What relevance is that they're owned by root?

> If eagerly, you've doubled the number of file-open calls to initialize
> the interpreter.

I do not understand why you think this is even an option. Has Serhiy 
said something that I missed that makes this seem to be on the table? 
That's not a rhetorical question -- I may have missed something. But I'm 
sure he understands that doubling or quadrupling the number of file 
operations during startup is not an optimization.

> (Or quadrupled, if you need annotations and line
> numbers and they're all separate.) If lazily, things are a lot more
> complicated than the original description suggested, and there'd need
> to be some semantic changes here.

What semantic change do you expect?

There's an implementation change, of course, but that's Serhiy's problem 
to deal with and I'm sure that he has considered that. There should be 
no semantic change. When you access obj.__doc__, then and only then are 
the compiled docstrings for that module read from the disk.

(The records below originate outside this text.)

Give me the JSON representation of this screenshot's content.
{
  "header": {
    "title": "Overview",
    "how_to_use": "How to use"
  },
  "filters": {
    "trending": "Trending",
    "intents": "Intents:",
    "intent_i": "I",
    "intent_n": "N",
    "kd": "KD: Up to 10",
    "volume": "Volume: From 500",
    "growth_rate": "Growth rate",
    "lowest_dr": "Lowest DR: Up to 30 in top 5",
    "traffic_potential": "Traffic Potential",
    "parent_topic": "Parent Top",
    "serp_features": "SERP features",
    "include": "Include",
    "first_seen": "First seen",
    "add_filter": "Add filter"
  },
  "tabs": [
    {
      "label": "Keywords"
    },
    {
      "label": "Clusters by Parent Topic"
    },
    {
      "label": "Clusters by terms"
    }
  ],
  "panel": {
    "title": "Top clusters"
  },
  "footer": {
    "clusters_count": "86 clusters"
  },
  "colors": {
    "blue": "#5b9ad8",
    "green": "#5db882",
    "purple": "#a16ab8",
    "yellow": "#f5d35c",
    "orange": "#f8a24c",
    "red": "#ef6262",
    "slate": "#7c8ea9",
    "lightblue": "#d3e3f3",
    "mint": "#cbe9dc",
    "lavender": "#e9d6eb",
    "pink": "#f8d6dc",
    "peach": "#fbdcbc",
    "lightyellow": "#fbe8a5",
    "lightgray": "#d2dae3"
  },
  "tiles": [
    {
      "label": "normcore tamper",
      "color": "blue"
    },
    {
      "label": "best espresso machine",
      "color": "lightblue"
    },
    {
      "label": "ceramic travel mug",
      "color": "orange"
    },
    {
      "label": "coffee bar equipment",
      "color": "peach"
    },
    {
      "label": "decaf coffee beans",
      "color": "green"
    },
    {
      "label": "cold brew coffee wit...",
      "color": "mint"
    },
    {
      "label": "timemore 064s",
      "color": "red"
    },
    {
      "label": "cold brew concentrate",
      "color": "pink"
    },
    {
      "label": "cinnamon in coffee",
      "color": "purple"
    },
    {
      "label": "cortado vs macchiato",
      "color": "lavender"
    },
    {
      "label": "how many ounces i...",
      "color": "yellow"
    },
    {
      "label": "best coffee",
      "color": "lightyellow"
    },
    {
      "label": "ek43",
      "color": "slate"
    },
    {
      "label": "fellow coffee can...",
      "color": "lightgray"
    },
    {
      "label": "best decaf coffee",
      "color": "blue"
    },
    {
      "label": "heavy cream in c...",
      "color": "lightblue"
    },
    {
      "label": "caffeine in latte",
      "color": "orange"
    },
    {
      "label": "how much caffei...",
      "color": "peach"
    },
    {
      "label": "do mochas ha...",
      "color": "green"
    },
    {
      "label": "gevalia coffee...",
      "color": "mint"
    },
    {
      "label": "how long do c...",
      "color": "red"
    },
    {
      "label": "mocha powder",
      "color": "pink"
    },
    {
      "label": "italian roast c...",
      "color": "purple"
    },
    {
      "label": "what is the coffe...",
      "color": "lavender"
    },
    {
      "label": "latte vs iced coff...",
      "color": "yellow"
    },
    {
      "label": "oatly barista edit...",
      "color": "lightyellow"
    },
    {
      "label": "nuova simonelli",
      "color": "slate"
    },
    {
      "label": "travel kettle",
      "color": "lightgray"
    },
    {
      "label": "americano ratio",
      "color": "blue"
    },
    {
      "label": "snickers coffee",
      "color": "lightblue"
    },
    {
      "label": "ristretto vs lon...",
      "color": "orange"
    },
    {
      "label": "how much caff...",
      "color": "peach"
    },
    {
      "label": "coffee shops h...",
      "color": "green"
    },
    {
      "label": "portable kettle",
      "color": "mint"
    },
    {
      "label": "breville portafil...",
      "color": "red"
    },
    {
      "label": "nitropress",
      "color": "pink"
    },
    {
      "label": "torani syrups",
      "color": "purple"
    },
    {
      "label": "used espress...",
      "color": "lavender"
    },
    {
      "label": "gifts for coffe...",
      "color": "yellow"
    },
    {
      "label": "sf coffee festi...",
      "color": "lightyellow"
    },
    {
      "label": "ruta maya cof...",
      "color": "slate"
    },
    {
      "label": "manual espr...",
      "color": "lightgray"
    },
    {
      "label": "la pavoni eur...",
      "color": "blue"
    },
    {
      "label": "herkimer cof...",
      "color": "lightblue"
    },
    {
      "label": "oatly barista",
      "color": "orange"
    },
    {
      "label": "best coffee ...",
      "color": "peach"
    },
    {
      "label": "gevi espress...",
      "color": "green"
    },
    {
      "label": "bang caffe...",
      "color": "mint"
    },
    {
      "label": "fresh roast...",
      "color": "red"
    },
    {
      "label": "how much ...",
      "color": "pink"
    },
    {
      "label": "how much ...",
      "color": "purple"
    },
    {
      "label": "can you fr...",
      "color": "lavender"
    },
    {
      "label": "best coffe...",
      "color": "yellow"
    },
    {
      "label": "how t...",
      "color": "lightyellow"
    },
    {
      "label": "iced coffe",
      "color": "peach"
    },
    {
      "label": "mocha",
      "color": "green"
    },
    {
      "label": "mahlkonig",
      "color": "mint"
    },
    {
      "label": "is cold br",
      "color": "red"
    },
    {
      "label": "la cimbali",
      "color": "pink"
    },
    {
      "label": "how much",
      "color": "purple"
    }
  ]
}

I don't know the current implementation of .pyc files, but I like 
Antoine's suggestion of laying it out in four separate areas (plus 
header), each one marshalled:

    code
    docstrings
    annotations
    line numbers

Aside from code, which is mandatory, the three other sections could be 
None to represent "not available", as is the case when you pass -00 to 
the interpreter, or they could be some other sentinel that means "load 
lazily from the appropriate file", or they could be the marshalled data 
directly in place to support byte-code only libraries.

As for the in-memory data structures of objects themselves, I imagine 
something like the __doc__ and __annotation__ slots pointing to a table 
of strings, which is not initialised until you attempt to read from the 
table. Or something -- don't pay too much attention to my wild guesses.

The bottom line is, is there some reason *aside from performance* to 
avoid this? Because if the performance is worse, I'm sure Serhiy will be 
the first to dump this idea.

-- 
Steve